The Far Country

Moving is, to put it mildly, a royal pain in the rear. You attempt to pack all your belongings, many of which fit in boxes and many of which don’t. You end up with tons of boxes, a bunch of furniture and a few awkward piles that you don’t know what to do with until they finally just get thrown on the moving truck and then unloaded into new awkward piles that may or may not be put away in the next several months.

You also realize how much stuff you actually have. How did this happen? We got rid of so much as we packed, and it still overwhelms. Do all our kids really need beds? Most of them still get excited about sleeping on the floor. Maybe we should make that permanent.

This is not meant to complain – in this case, moving means a bigger house with more room for the growing munchkins. (Growing up, not growing in number. That ship has sailed.) This is just the way the process works. Every stage seems impossible – you really think you might not make it through – until you reach the next impossible stage: finding a house, selling your house, packing, loading, unloading, unpacking.

And when you move in while you are still doing renovations, things get even hairier. You’re trying to only live in a few rooms, and nothing is in its right place. How am I supposed to know where your clean underwear is, kid? I don’t even know where the dirty ones are. I don’t know where food and silverware and last night’s homework are hiding. I don’t know where you’re supposed to put that Lego creation you somehow just made. No, the wi-fi is not working yet. The tv isn’t hooked up either. Don’t step in that paint can! I know you’re tired. I know you’re frustrated. Me too, kid, me too.

When every waking moment is harried and you don’t know where to turn and your baby is screaming and you can’t find the box with your pants (because you really should wear pants to work) and you’ve just snapped at your kids (again) because they happened to voice the same frustration you’re battling, it’s hard.

Being unsettled is, well, unsettling.

Maybe home is more important than we think it is. The normal, everyday grind of living can sometimes wear on us and make us tired and whiny. The truth is that this normal everydayness is our life, and we don’t realize it until we don’t have it. I just want to know where to set my keys when I walk in the door. I want to not have to dig through boxes to find a pan or the iron (still not located) or paper towels. I want to know where my kids’ toothbrushes are. I want to cook a regular dinner and sit around the table with my family. I want to be home.

God created us with a sense of belonging. When that need is not fulfilled, we struggle. I cannot wait until we are settled in this house – and right now, it’s just a house. It’s not our home yet, although I can see glimpses that it will be a wonderful place we will fill with memories and joy.

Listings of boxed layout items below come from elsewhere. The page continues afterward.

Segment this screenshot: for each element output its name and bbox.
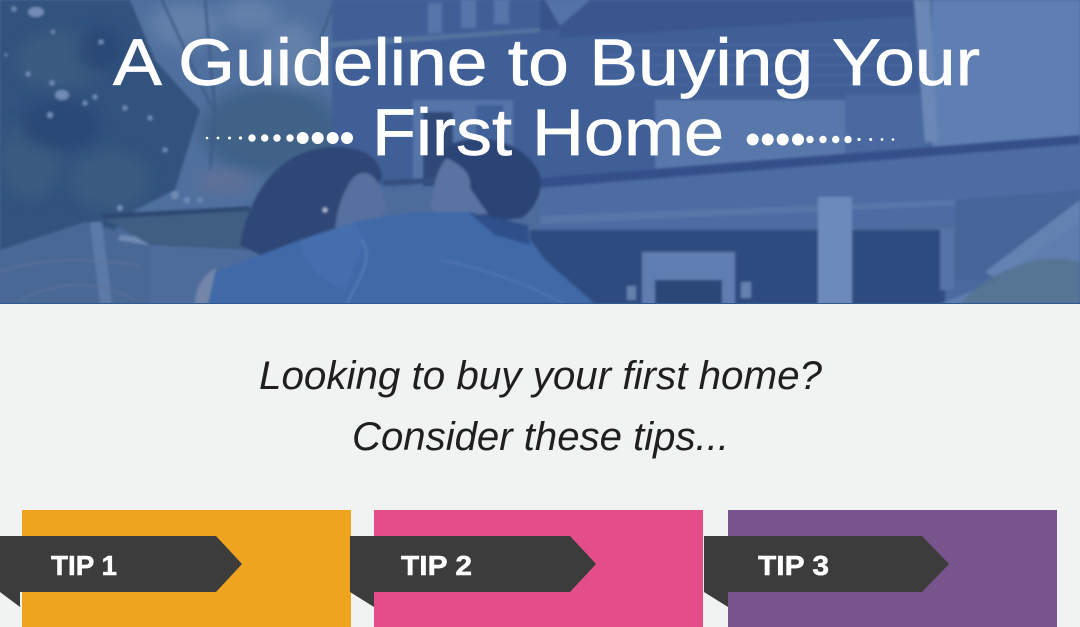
foreground tree — [0, 0, 202, 250]
denim shirt — [195, 212, 595, 304]
lower left garden and siding — [0, 222, 150, 304]
intro text — [259, 354, 823, 459]
background trees — [132, 0, 332, 210]
title — [113, 25, 980, 169]
hero photo: couple in front of house — [0, 0, 1080, 305]
panel: tip 2: TIP 2 — [401, 550, 472, 581]
intro text: Consider these tips... — [352, 415, 729, 459]
title: A Guideline to Buying Your — [113, 25, 980, 99]
sky — [920, 0, 1080, 150]
porch interior, door and column — [530, 197, 954, 305]
man — [430, 139, 541, 225]
intro text: Looking to buy your first home? — [259, 354, 823, 398]
porch roof and fascia — [103, 134, 1080, 251]
woman — [240, 147, 385, 255]
panel: tip 1 — [0, 510, 351, 627]
right dotted ornament — [747, 134, 894, 146]
panel: tip 3 — [704, 510, 1057, 627]
title: First Home — [372, 95, 724, 169]
panel: tip 1: TIP 1 — [51, 550, 117, 581]
panel: tip 3: TIP 3 — [758, 550, 829, 581]
left dotted ornament — [206, 132, 353, 144]
panel: tip 2 — [350, 510, 703, 627]
house siding and windows — [330, 0, 938, 186]
right corner beam and shrubs — [940, 190, 1080, 304]
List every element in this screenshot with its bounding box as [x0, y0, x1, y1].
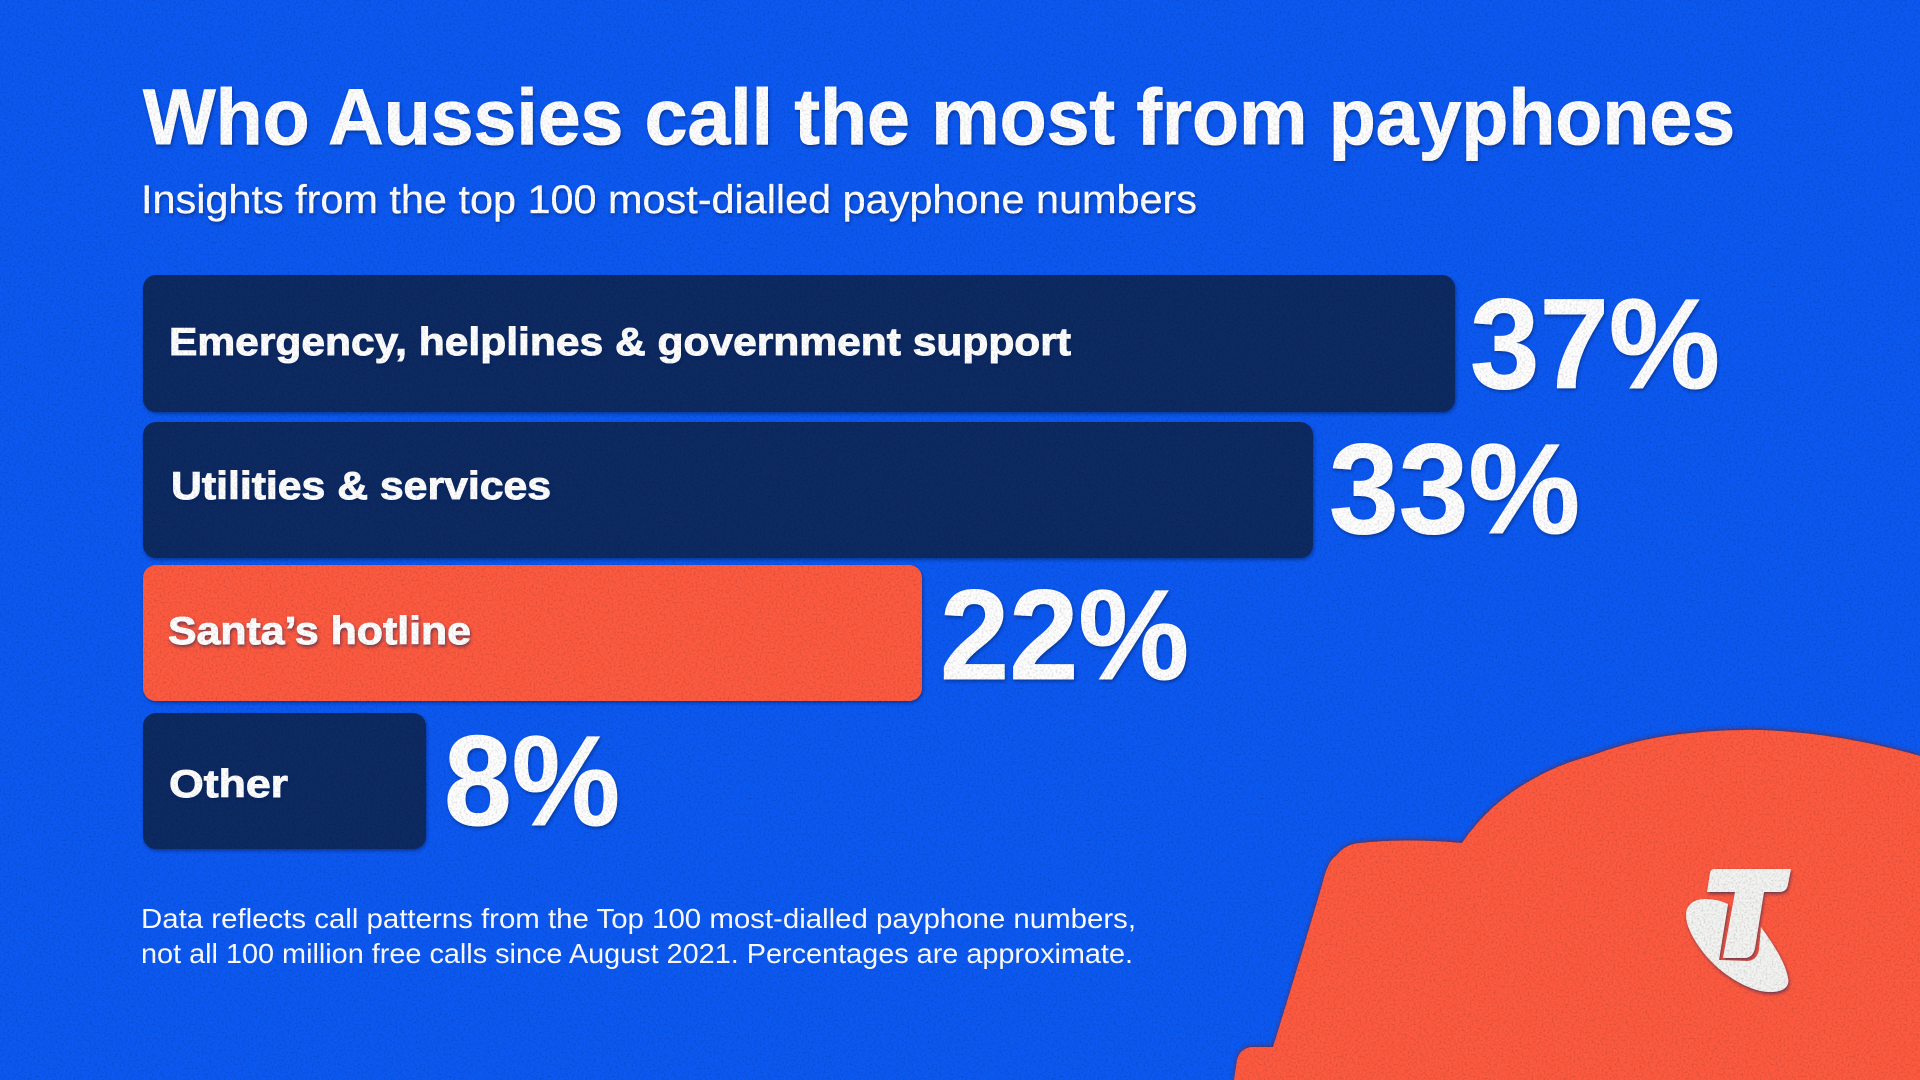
footnote: [141, 903, 1136, 969]
title: Who Aussies call the most from payphones: [143, 72, 1735, 161]
value: 37%: 37%: [1470, 273, 1720, 416]
label: utilities: Utilities & services: [171, 465, 551, 508]
subtitle: Insights from the top 100 most-dialled payphone numbers: [141, 178, 1197, 222]
logo swoosh: [1686, 899, 1788, 992]
label: santa: Santa’s hotline: [168, 610, 471, 653]
bar: other 8%: [143, 713, 426, 849]
logo: Telstra-style T: [1686, 869, 1791, 992]
footnote: not all 100 million free calls since August 2021. Percentages are approximate.: [141, 938, 1133, 969]
bar: santa 22%: [143, 565, 922, 701]
bar: emergency 37%: [143, 275, 1455, 412]
value: 22%: 22%: [940, 564, 1189, 707]
bar: utilities 33%: [143, 422, 1313, 558]
logo T: [1707, 869, 1791, 958]
footnote: Data reflects call patterns from the Top 100 most-dialled payphone numbers,: [141, 903, 1136, 934]
value: 8%: 8%: [444, 710, 620, 853]
label: other: Other: [169, 763, 288, 806]
label: emergency: Emergency, helplines & government support: [169, 321, 1071, 364]
value: 33%: 33%: [1329, 418, 1580, 561]
coral payphone shape: [1234, 730, 1920, 1080]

This world is not our home either, and while we can make a place here, something tells us it’s not quite right. There’s too much sin, too much pain, too much evil, too much mess. Deep down, we are unsettled because we are made for more. The far country beckons, a world that is beyond imagining and yet somehow closer and more real than we know. The longer we live, the more it calls to us. We are welcome there, if we come by faith in the One who left his eternal home for this world where he did not have a home.

While we wait, let’s make our homes on Earth full of light and love and hope so that those who visit them will feel the winds of heaven on their face and want to know more about the place where morning will gather forever as we gaze upon the King in his beauty.

Our family will get right on that – as soon as we find our light bulbs.